En un momento el carro se aproximó a la fachada de una casa empapelada por cinco centímetros de Carteles publicitarios, alargué la mano y arranqué un pedazo de letrero; lo sujeté un momento y luego dejé que se fuera volando.

Contenía un dibujo de una mano empuñando una pistola. Me manchó de hollín los dedos.

Supe así que estaba en casa.

Continuamos a pie desde Santo Domingo. Aquella zona de Bogotá me era desconocida, pero descubrí que mi brújula interna funcionaba perfecto. Sabía perfectamente las calles que debíamos tomar, del mismo modo que en el campo había sabido qué carretera tomar en una bifurcación.

Charly caminaba a mi lado, parpadeando, y a veces me agarraba de la manga; al final le cogí de la mano para ayudarle a cruzar una calle, y él no separó sus dedos de los míos.

Nos vi a los dos reflejados en el cristal de un gran escaparate; yo con mi sombrero y mi vestido de flores, él con su chaquetón tosco, que le iba grande para su talla.
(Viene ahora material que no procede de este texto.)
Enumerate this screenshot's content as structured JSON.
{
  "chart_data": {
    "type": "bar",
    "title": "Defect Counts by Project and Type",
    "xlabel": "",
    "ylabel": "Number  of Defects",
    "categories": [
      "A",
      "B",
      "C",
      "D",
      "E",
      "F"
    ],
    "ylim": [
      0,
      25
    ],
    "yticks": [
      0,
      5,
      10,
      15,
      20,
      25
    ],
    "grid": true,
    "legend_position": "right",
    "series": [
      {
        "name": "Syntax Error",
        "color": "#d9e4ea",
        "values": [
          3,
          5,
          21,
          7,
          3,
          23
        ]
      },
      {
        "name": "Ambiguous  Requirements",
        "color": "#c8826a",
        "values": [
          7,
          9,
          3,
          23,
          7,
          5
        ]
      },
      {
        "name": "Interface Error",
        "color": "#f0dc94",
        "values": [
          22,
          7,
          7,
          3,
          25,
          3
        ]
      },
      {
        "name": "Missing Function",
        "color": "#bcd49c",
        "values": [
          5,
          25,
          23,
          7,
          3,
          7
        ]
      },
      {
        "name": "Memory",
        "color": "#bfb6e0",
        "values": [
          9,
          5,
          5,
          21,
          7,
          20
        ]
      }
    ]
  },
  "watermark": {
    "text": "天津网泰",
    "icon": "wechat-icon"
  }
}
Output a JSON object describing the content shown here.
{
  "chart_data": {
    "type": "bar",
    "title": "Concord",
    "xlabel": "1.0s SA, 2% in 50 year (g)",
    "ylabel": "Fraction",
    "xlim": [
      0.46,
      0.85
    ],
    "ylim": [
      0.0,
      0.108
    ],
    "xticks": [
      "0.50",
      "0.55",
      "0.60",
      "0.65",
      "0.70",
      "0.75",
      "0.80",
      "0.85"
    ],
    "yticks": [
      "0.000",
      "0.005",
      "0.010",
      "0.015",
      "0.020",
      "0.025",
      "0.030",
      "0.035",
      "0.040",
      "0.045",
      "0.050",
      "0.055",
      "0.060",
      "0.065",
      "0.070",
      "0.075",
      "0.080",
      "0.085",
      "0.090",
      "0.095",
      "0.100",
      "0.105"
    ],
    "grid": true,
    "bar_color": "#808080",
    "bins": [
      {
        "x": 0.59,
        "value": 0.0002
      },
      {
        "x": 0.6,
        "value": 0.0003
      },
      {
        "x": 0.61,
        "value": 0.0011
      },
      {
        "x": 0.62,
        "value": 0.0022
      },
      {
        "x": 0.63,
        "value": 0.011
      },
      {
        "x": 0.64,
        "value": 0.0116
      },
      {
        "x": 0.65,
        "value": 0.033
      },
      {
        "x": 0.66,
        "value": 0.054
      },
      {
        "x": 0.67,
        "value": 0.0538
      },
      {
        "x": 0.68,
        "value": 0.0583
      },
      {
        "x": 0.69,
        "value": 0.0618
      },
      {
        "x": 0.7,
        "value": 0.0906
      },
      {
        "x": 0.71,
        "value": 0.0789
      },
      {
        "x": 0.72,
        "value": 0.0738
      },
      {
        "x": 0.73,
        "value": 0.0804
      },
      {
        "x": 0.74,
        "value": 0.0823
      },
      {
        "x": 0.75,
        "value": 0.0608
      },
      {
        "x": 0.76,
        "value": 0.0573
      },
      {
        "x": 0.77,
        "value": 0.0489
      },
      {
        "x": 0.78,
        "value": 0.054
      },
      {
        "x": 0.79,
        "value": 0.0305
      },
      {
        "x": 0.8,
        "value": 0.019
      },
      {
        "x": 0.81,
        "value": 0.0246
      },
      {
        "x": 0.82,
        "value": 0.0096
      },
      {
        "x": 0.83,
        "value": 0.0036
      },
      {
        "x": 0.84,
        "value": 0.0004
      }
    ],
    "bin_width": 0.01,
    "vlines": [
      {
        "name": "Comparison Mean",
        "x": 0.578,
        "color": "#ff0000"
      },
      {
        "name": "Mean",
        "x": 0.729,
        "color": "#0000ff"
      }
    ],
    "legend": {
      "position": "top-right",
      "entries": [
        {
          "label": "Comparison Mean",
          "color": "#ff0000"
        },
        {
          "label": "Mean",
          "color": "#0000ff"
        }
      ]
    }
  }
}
Parecíamos dos niños de cuento perdidos en el bosque.

Llegamos a Alcanzares y desde allí tuvimos la primera visión del río; y yo tuve que parar.

—Espera, Charly —dije, poniéndome una mano en el corazón y dándole la espalda. No quería que me viese tan emocionada.

Una vez controlada la intensidad de mis sentimientos, empecé a pensar...

—. No deberíamos cruzar el río todavía —dije, mientras andábamos.

Estaba pensando en las personas con quienes nos podríamos topar.

¿Y si tropezábamos con Marquez? ¿O si él tropezaba con nosotros? No creo que él mismo me pusiera la mano encima, pero quince mil monedas es un montón de dinero, y yo sabía que él era capaz de contratar a matones para que le hicieran el trabajo sucio.

Hasta entonces no había pensado en esto. Sólo había pensado en llegar a Bogotá.

Empecé a mirar a mi alrededor de un modo distinto. Charly me vio hacerlo.

—¿Qué pasa, señorita?

—Nada —contesté—. Sólo que tengo miedo de que aún pueda haber hombres enviados por el doctor Sanchez. Tomemos este atajo.